Data discovery and relationship mapping are among the top ways to achieve high value from any kind of data warehouse. “You really need to understand the metadata and data definitions around different data sets,” Kirsch says. “Packaged analytics and data warehousing solutions are getting smarter, but just dumping into a cloud data warehouse will give you a swamp.”
And once data is in the cloud data warehouse, security, risk, and compliance are critical. This can bring to the foreground people, skills, and culture. In many cases, a culture change is also essential for success. A new data environment introduces new responsibilities. How will your team train and transition people to make your cloud data warehouse successful?
So how do you choose what to migrate? Migration leaders would be wise to filter out data, not to migrate via a clear policy. CIO Martin Davis stresses the importance of up-front policy planning: Decisions should be made “based on business need and data integrity requirements. If the business justifies it then it’s going in, if it is integral to the end results or to maintaining relationships within the data then you need it. But you must be tough!”

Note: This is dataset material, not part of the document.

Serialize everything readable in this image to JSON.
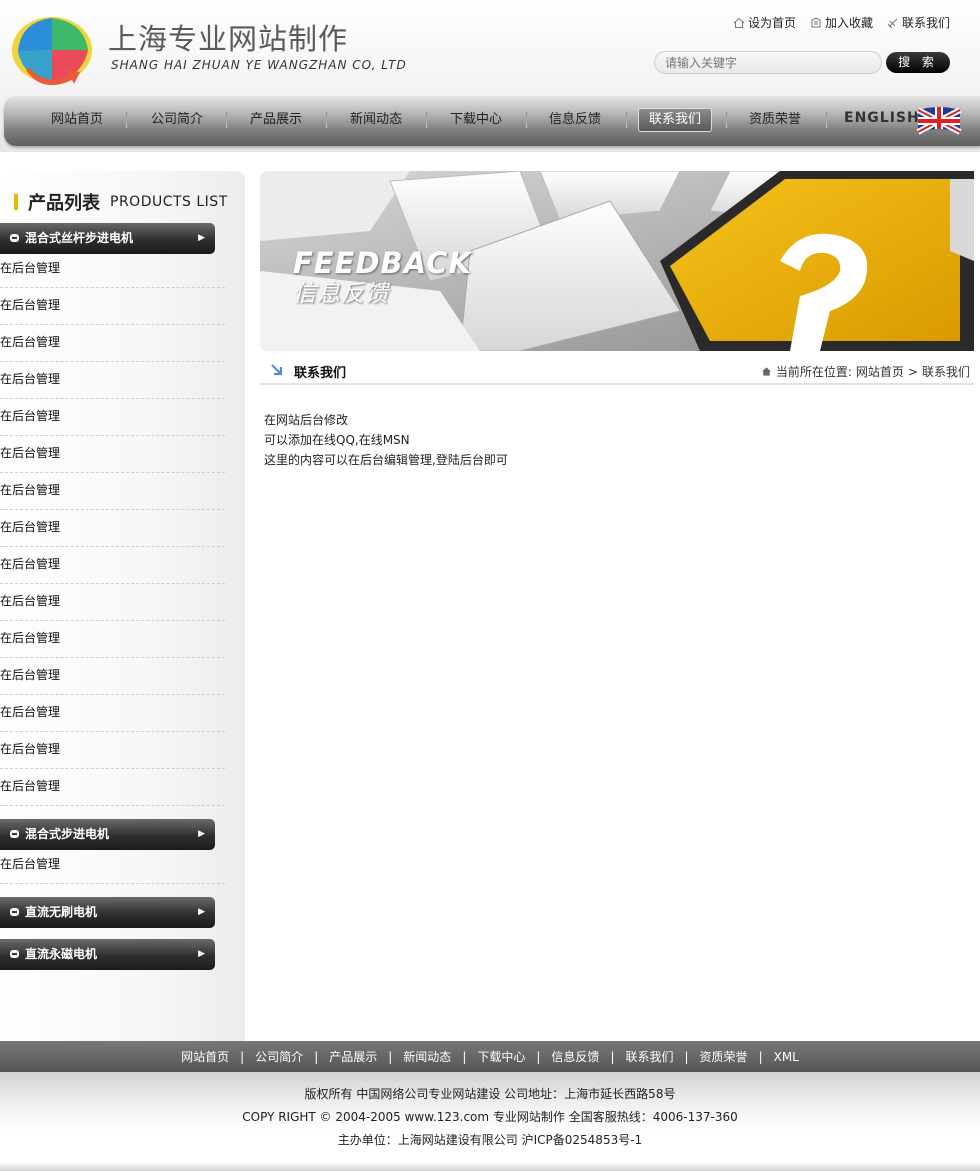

Hinchcliffe says it is important to define a policy with filters that remove:
Inaccurate data
Aged-out data
Violations of compliance in privacy/regulatory
Unwieldy data badly out of scope
In this process, organizations should be guided by:
Data regulations and compliance
Cloud costs
Latency
Current business processes
Cloud provider technology
Leaders would also be wise to envision migration, not as a mere move, but as a chance to re-architect a better data environment. According to Capgemini Chief Data Architect Steve Jones, “If we accept that data-driven business is the future, then there’s nothing left behind that has value. But that doesn’t mean you are migrating an existing data warehouse to the cloud, but rather building a new data landscape enabling the business to drive from data.”
“This is the fundamental question on cloud data warehouses,” he adds. “Are you building a better data warehouse, or is a cloud data warehouse one of the technologies you are using to surface data to the business from a collaborative data mesh? I’d argue if it’s not the latter, you might as well save your money.”
Cloud data warehousing has matured — and so has the market. However, launching your own cloud data warehouse requires a clearly defined business impact. Cost is no longer — if it ever has been — an adequate justification, and lift and shift is a losing strategy.
Just as important, IT leaders must make conscious decisions about the data to move and in many cases, this should be about ensuring the newly moved data is trustworthy and adds business value. And this needs to be done in a way that ensures data going forward is governed, protected, and supports compliance requirements. Check these boxes, and you’ll do more than widen access to enterprise data – you’ll launch a smarter foundation to support data-driven decision making across your entire organization.